Può avvenire_
- tramite sostituzione di basi, su DNA già preformato (il mio gene clonato che viene trattato con mutageni chimici);
- oppure io posso sostituire le basi durante la sintesi del DNA, e questo può avvenire:
. perché determino un’errato accoppiamento delle basi;
. perché faccio incorporare analoghi di basi.

1) Mutageni chimici (DNA preformato):
--> Su DNA ds (double strand)
Acido nitroso.
Agisce sulla Citosina, quindi in funzione della [HNO3] un po’ di citosine verranno deaminate. Una citosina deaminata diventa un uracile, che durante la sintesi del DNA si appaierà all’Adenina anziché alla Guanosina. Successivamente la U viene eliminata (sistema di riparo che idrolizza le U). Il risultato finale è una transizione CG --> AT.
L’ac, nitroso ha lo stesso effetto sull’Adenina che, deaminata, diventa Ipoxantina che nella synth si appaierà alla C. Il risultato finale è una transizione AT --> GC.
Idrossilammina.
Idrossila la C a T, che si appaierà con la A. Su DNA ss (single strand)
Bisolfito di Sodio.
Il bisolfito deamina la C a Uracile. Una volta che il mio gene che clonato in un certo vettore (M13), questo DNA viene trattato col bisolfito, alla fine ho una mix random di plasmidi single strand con le U al posto delle C, in varie posizioni, sia sul gene che sul resto del plasmide (ori o amp compresi casualmente). A questo punto io costruisco un primer complementare ad una certa zona del plasmide (un oligo), se è complemetare si appaia, e se io aggiungo una polimerasi (we we suggest Klenow che non ha attivitàvtà eso) e aggiungo pure nucleotidi, la pol sintetizza il secondo strand, cosìcché vengono inserite A tutte le volte che sullo stampo cìè la U. Ora che faccio? aggiungo la ligasi per chiudere il nick che sarà rimasto alla fine della polimerizzazione da parte della Klenow. Ora c’è un problema: ho trattato casualmente, quindi è probabile che ori o amp siano danneggiati. Questo mi causa un crollo delle probabilità che il plasmide si replichi naturalmente in Coli. Per cui excido il gene con enzimi di restrizione (tanto so quali usare, spero che il bisolfito non li abbia toccati e, in ogni caso, non sarò andato a scegliere enzimi con siti di riconoscimento ricchi in GC come Sma, ma userò x es. Hind o Eco). Una volta che ho exciso questi geni modificati, li riclono sempre in vitro, in un plasmide opportuno tagliato con Hind e Eco, e uso questo plasmide per trasformare E.Coli. Il plasmide verrà introdotto, c’è un sistema di riparo che riconosce le U e le cancella, solo l’altra elica si replicherà, e avrò quindi un mix di plasmidi ricombinanti. Avrò un alto numero di trasformanti, e quindi dovrò avere un veloce sistema di screening.
Nota: il 2° strand lo faccio perché gli enzimi di restrizione sul ss non funzicano.

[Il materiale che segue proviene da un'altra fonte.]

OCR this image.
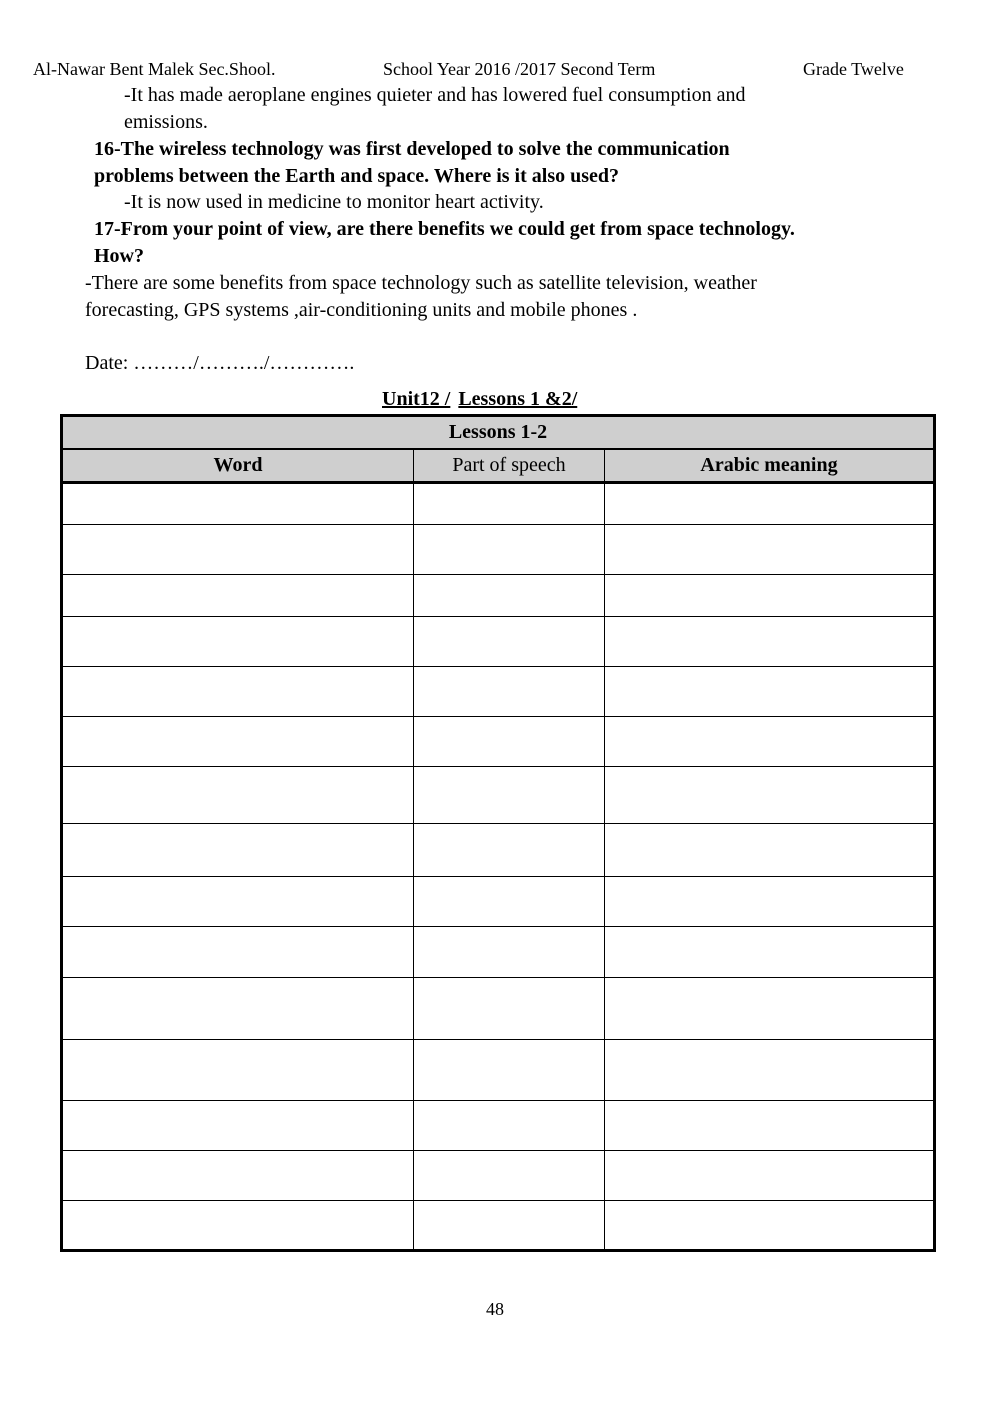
Al-Nawar Bent Malek Sec.Shool.	School Year 2016 /2017 Second Term	Grade Twelve
-It has made aeroplane engines quieter and has lowered fuel consumption and
emissions.
16-The wireless technology was first developed to solve the communication
problems between the Earth and space. Where is it also used?
-It is now used in medicine to monitor heart activity.
17-From your point of view, are there benefits we could get from space technology.
How?
-There are some benefits from space technology such as satellite television, weather
forecasting, GPS systems ,air-conditioning units and mobile phones .
Date: ………/………./………….
Unit12 / Lessons 1 &2/
Lessons 1-2		
Word	Part of speech	Arabic meaning

48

2) Incorporazione di analoghi.
In questo caso io non ho il mio gene isolato e clonato, ma sto sintetizzando del DNA con le polimerasi opportune. Invece di aggiungo i normali nucleotidi, aggiungo idrossi-citidina-trifosfato (HO–CTP) al posto della C. Questo roba si può appaiare sia alla G, ma anche alla A, se questo succede avrò una transizione CG-->TA.

3) Errato accoppiamento di basi.
L’abbiamo visto un po’ con la PCR: se io faccio avvenire questo tipo di reazione in modo non corretto, usando o concentrazini sbilanciate di nucleotidi, oppure metto Cobalto o Berillio al posto del Magnesio, avrò condizioni che causano erato accoppiamento fra le basi, e quindi errori (anche col manganese).
Posso anche mettere una grande [Mn++]
Posso pure utilizzare enzimi di polimerasi che mancano di attività proof-reading (Taq), e sappiamo che ogni tanto le polimerasi ci infilano un errore. Se faccio unalto numero di cicli la probabilità di ottenere errore aumenta, quindi alla fine avrò del DNA mutagenizzato (sempre casualmente).
Dovrò poi riclonarlo, trasformare ed avere un saggio di selezione.
Il limite è che è difficile ottenere plasmidi con una singola sostituzione: ce ne sono di più e questo aumenta i tempi di analisi di mutanti e il dispendio di energie.